The U.S. dollar fell to its lowest against the Canadian dollar since late February on Tuesday after hawkish comments from Bank of Canada Governor Stephen Poloz.
Poloz said that the central bank's 2015 interest rate cuts "have largely done their work," signaling that the BOC could raise interest rates sooner than previously thought.
Bank of Canada Senior Deputy Governor Carolyn Wilkins said late on Monday that first-quarter growth in Canada had been "pretty impressive," and that signs economic growth was broadening would lead the central bank to consider whether current low rates would still be required.

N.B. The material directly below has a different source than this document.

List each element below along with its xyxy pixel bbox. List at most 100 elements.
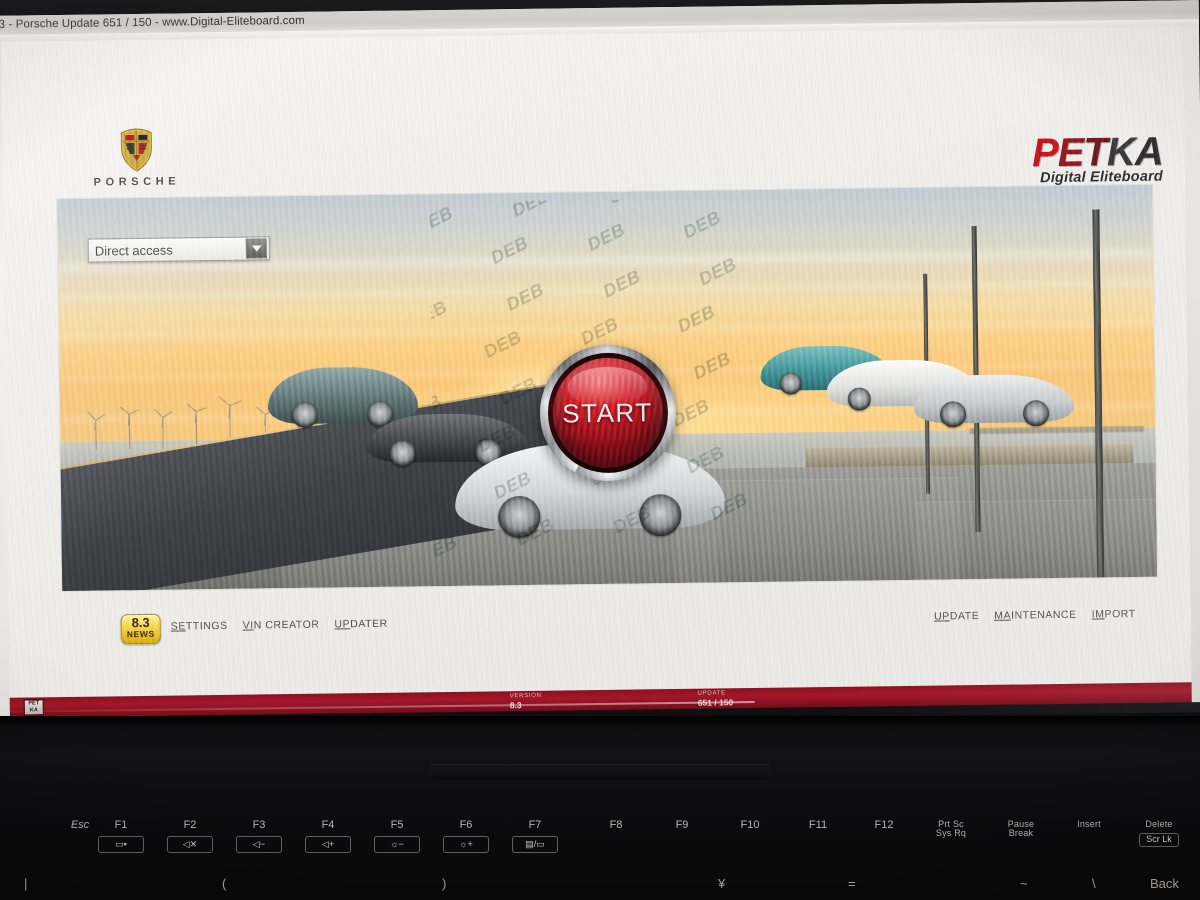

"It's one of the biggest moves we've seen over the past year" in the Canadian dollar, said Mark McCormick, North American head of FX strategy at TD Securities in Toronto. "That's dragging some of the dollar bloc currencies with it."
Speculators have more than 120,000 short contracts on the Canadian dollar, with net short bets remaining near a record high, according to data from the Commodity Futures Trading Commission and Reuters.
"The market had been overlooking the strengthening economic data from Canada, and obviously now that were starting to see some change in communication from the Bank of Canada to acknowledge that ... the market wont be able to look through that," said MUFG currency economist Lee Hardman, in London.
"The shift to a more hawkish stance will offer the potential for the Canadian dollar to strengthen further from here."
The U.S. dollar, meanwhile, fell 0.13 against a basket of currencies to a five-day low ahead of the start of the Federal Open Market Committee's June policy meeting , as the euro edged higher , staying just above $1.12.